Ciğerler ve gözler portakal gazı denen şerefsizliğe bi yere kadar dayanabildi, devam edenleri Mevla sakınsın.
18.00'de polisin çekilmesiyle eski Vakko'nun önüne kadar ilerleyen kalabalığın içindeydim.
Meydanda Tunus'ta Mısır'da gördüğümüz basılı malzemelerden, şaklabanlıklardan bir tanesine dahi raslamadım.
Slogandan çok küfür vardı "hükümet istifa" dendiğinde herkes katılıyordu, "faşizme karşı omuz omuza'ya" da bir miktar teveccüh gösteriliyordu.
Bayrak flama fazla değildi, zaten yoğun gazdan olanlara bakan da yoktu, Kaldıraç, Sdp, Dev-lis vs. hatırlıyorum, hatta Gökbörü Derneği bayrağına bile denk geldim.
Özellikle bu site eşrafından çok kişi benim gibi, dünkü olayların şekil şemal değiştirmesine bakıp pimi birileri mi çekti diye düşündü.
O yuzden saat 16:00'da Yüksel caddesindeydim, yerinde görmek istedim, 18-20-25 yaş çok fazlaydı, peşinde 30'lu yaşlar geliyordu,
aralarda bizim gibi ortaya yaklaşanlar hatta geçenler de mevcuttu. Yüksel'in esnafını tanırım, incik boncukçusu, kitapçısı, sigortacısı,
doktoru, kafecisi vs. Üniversteli kızlar süt, viks, sirke dağıtıyordu, eczacı kalfasından maske aldım, sigortacıdan limon.
18:00 gibi gima önü çok şiddetlendi, gaz yedikçe yüklenildi, polis Başbakanlığa çekildi.
Polisten gelen sayısız fişeği yerden toplayan, su dolu kovada ya da orta refüjdeki havuzlarda imha eden çocukları kahraman görmek lazım.
Hatta emliyetten olduğunu bildiğim bir arkadaş maskesiz en az 3-4 tane gaz fişeğini Karanfil'e çıkan yokuşun altında imha etti,
bir süre sonra artık gözler mi ciğer mi bitti, yığıldı. İmhada kullanılan kova metro çıkışındaki milli piyangocunun çöp kovasıydı.
Bakana yanlış gelecek bazı fotoraflar da vardı ortada, yakılan ateşler gibi ama ben provokasyon için olduğunu düşünmedim, kendi yorumum.
Tehlike hatta tuzak şeyler de gördüm, mesela Meşrutiyet caddesinin ortasındaki 3 belediye otobüsü, Gökçek fotoraf çıksın iştemiş de bırakmış gibiydi
ama muhtemelen lpgli araçlar ve biri yakmaya kalksa kabus olur, buna yeltenilmesin diye 1 saatten fazladır orda durduklarını söyleyen bir karı-kocaya
rasladım.

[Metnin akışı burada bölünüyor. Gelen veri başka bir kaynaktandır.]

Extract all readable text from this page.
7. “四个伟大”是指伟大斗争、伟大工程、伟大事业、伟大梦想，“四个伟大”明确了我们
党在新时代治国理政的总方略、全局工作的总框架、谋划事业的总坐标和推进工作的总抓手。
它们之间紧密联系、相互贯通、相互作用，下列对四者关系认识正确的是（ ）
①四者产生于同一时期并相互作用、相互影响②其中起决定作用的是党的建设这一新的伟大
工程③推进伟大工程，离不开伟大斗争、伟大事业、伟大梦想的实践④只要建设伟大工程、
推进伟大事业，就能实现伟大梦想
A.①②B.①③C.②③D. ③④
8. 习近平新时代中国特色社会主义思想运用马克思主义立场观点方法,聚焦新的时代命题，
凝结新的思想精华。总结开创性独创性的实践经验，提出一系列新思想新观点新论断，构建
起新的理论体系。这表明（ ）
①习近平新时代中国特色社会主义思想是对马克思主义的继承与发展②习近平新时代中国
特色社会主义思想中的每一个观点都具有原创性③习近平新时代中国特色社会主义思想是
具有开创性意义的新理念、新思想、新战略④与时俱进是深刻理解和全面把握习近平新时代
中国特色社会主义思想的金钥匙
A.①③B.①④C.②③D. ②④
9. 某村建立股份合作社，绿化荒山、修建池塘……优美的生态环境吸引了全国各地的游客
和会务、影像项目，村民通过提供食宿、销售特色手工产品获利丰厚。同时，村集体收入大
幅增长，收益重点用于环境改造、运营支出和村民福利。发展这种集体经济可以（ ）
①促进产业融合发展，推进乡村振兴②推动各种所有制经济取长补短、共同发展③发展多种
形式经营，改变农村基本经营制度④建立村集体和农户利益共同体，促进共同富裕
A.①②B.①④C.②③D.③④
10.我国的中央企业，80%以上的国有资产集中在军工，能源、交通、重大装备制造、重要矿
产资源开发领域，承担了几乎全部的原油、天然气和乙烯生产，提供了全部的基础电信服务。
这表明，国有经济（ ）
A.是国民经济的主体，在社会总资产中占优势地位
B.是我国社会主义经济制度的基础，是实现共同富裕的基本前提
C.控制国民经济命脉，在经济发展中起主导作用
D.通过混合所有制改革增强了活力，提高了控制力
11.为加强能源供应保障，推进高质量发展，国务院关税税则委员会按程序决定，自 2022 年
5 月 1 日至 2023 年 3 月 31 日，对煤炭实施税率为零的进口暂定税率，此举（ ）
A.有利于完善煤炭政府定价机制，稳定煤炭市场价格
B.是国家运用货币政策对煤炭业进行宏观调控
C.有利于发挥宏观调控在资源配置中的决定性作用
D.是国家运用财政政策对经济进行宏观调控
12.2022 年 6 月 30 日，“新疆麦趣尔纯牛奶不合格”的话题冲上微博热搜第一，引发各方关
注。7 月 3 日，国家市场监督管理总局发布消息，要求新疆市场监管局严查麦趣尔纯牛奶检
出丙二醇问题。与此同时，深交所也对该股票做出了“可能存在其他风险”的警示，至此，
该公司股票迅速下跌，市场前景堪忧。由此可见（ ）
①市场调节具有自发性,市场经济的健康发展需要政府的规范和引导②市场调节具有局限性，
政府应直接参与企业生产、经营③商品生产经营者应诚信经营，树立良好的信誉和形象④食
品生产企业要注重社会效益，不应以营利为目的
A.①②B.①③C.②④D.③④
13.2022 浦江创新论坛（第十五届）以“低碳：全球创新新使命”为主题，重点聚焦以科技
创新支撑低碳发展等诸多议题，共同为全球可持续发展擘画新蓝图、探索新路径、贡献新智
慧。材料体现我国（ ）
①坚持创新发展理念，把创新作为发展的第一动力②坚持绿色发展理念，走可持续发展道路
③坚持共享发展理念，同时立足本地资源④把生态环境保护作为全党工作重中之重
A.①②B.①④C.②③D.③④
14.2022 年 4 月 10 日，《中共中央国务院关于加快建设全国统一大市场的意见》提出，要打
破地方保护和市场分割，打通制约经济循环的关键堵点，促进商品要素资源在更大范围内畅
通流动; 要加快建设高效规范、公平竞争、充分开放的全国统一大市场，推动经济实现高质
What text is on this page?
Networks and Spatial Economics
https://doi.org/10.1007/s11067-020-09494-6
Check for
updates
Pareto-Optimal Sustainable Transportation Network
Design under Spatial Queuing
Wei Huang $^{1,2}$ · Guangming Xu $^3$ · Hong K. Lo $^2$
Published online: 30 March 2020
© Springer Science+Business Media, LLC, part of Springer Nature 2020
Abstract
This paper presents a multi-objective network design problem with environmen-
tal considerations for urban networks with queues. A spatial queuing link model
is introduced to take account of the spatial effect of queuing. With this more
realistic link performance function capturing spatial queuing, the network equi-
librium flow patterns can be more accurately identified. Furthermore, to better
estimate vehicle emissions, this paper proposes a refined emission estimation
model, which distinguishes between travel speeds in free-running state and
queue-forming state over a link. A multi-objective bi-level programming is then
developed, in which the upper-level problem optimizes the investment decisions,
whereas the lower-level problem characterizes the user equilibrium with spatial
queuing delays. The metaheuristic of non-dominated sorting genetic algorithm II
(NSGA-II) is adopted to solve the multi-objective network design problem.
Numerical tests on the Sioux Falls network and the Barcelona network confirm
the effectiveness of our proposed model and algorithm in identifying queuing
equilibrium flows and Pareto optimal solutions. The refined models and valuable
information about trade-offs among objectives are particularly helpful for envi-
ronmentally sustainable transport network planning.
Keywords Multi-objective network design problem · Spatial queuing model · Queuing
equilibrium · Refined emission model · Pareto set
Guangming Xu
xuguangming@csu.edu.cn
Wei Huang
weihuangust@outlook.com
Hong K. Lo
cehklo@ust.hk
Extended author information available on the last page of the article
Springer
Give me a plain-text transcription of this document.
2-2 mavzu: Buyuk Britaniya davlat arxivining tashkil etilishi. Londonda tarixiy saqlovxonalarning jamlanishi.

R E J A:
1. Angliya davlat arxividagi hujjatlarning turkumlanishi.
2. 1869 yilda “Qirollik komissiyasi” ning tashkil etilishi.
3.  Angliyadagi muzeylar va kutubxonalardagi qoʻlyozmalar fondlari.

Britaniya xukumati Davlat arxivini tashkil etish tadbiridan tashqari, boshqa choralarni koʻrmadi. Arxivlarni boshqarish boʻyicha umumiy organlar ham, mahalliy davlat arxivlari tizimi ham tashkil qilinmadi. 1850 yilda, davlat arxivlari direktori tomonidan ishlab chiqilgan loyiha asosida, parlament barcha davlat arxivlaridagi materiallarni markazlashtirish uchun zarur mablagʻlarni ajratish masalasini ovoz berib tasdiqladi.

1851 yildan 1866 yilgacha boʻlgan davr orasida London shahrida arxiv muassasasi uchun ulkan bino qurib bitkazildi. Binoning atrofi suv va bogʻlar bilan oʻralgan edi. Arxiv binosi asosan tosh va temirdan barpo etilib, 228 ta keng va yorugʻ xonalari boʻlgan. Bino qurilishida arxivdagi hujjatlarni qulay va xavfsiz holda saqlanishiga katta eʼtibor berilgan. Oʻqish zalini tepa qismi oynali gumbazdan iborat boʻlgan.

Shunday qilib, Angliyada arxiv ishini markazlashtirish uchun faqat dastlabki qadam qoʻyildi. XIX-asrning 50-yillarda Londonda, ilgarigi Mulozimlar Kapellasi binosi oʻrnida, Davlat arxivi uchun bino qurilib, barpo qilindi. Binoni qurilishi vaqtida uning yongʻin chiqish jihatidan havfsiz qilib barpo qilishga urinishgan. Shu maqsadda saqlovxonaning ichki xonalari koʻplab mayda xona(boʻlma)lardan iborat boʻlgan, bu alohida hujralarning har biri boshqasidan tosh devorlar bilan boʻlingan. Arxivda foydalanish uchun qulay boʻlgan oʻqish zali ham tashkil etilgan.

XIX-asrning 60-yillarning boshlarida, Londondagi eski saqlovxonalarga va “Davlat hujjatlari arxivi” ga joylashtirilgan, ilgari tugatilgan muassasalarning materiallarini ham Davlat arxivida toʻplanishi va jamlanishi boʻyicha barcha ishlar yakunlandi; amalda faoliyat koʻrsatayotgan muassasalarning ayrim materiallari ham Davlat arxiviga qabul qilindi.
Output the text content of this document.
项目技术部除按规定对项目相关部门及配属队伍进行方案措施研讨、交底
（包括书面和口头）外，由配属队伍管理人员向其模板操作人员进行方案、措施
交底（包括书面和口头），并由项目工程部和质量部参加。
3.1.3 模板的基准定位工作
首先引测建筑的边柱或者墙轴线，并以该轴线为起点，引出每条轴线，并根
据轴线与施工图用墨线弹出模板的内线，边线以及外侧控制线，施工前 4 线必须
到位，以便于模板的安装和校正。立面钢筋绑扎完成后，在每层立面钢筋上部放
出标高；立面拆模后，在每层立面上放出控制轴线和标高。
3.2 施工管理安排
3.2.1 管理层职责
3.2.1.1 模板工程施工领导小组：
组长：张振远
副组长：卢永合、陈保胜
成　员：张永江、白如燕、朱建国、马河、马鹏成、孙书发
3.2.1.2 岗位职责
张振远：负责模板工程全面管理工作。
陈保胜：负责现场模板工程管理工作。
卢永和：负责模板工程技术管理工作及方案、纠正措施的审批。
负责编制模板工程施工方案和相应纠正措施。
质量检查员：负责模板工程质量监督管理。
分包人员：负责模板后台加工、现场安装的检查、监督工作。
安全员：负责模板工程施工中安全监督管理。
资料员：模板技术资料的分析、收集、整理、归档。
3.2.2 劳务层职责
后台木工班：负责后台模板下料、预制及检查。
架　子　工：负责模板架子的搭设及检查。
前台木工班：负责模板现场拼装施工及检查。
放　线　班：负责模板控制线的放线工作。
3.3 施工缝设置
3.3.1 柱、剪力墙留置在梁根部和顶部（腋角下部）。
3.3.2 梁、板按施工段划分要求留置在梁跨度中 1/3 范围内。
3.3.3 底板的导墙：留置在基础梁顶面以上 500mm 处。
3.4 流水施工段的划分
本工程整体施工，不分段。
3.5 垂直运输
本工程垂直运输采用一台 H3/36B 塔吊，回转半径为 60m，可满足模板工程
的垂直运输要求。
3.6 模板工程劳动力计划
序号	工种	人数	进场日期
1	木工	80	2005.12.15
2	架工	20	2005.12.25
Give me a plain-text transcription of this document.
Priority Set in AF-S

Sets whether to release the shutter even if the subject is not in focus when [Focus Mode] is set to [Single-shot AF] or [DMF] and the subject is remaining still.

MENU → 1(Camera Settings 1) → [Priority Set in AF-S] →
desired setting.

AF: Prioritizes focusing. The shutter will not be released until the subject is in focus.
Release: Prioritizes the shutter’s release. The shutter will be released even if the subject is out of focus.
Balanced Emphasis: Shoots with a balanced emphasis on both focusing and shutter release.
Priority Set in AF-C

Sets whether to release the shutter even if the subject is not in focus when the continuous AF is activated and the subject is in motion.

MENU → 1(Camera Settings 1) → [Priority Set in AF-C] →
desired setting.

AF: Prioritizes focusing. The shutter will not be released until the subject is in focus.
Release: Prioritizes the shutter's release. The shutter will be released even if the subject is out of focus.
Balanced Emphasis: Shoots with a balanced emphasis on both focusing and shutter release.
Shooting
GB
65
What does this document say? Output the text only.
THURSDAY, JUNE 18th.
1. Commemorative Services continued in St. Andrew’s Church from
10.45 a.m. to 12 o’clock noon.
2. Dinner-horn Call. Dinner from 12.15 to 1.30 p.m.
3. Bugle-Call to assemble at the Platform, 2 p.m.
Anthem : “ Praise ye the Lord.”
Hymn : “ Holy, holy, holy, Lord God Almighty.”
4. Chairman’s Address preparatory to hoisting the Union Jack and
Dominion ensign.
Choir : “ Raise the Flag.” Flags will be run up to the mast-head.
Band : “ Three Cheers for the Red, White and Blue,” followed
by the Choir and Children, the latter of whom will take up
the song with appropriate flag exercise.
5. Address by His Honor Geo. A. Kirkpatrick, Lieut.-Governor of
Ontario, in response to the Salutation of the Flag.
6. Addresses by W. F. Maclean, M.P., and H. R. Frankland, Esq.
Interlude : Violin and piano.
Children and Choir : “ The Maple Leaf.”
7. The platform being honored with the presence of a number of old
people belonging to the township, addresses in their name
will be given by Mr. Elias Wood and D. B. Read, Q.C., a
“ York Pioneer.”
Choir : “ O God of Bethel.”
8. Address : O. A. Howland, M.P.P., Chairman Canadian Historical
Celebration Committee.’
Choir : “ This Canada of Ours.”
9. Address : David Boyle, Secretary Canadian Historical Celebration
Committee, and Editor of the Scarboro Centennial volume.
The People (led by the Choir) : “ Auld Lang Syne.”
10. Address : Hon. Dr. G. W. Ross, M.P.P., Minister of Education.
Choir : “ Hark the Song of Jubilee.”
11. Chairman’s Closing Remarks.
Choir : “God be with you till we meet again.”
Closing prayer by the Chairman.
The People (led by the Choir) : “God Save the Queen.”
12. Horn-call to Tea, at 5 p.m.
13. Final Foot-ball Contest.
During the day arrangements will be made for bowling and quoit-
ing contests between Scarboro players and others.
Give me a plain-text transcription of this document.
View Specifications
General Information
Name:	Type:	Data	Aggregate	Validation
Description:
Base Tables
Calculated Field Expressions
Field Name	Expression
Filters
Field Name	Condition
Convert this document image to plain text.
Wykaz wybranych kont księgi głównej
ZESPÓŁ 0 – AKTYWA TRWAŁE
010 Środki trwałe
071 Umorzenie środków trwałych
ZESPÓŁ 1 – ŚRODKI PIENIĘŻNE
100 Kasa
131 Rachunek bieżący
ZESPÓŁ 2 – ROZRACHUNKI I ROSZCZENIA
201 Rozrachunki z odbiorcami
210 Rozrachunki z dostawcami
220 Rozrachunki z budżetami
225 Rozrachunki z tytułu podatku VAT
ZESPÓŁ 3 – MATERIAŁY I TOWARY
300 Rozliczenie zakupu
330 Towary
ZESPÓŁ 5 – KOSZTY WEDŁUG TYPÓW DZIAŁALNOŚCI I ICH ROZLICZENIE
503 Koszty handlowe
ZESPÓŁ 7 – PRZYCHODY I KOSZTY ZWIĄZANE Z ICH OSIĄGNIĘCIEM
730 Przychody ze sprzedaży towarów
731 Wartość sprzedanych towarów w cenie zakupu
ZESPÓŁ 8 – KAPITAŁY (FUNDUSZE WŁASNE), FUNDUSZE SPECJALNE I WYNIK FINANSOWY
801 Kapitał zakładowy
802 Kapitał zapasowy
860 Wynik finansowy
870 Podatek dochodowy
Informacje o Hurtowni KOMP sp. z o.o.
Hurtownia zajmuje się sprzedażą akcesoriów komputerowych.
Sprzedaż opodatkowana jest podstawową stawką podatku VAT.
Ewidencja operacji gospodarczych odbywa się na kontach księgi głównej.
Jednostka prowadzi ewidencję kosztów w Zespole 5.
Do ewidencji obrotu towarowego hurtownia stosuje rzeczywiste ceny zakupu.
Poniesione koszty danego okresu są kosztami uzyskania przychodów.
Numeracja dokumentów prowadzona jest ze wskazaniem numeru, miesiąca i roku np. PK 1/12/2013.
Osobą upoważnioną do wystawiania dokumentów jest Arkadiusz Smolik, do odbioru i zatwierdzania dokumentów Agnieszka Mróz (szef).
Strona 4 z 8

Bizim milletin kimseye benzemediğini bir kez daha farkedip Banu hanım'ı andım, çok emeği var hepimizde.
Istiklal Marşımızın okunacağı ortam pek yoktu, gaz ortalığa hakim olunca olmuyor.
Yeltenenler oldu ama gaz ortamı başka, 100 kişi varsa 80'i kendine gelme derdinde, kısa sloganlara güç anca yetiyor.
Gençlerden 10. Yıl Marşı'na başlayanlar da gördüm ama başlayıp bitiremediler, iyi niyetimden mi bilmem,
fırsat olsa safi marş söyleyecek bir kalabalığa benzettim.
Yarın ne olacak mevzuundaki kaygılara katılmamak mümkün mü?
Bir yandan soruyo insan: Tayyib'e çok kısa bir zaman aralığında bu kadar gerginlik yarattıran ne ya da kim?
Birkaç gün önce açıklanan rekor cari açık tesadüf mü?
Olaylar Pkk'nın ekmeğine yağ sürecek cinsten ama ortada görünmüyorlar!
Neyse, meydandaki insanlar güzeldi, onurluydu, ben böyle gördüm, artık gazı fazla yediğimizden mi bilmem.
Kendini bilmez vardı ama azdı, saatler geçtikçe insan sayısının azalacağı ama gerginliğin artacağı kesin.
Yarın ne olacağının, işlerin nereye evrileceğinin, birilerinin ajandasında yazılı olduğuna pek emin değilim.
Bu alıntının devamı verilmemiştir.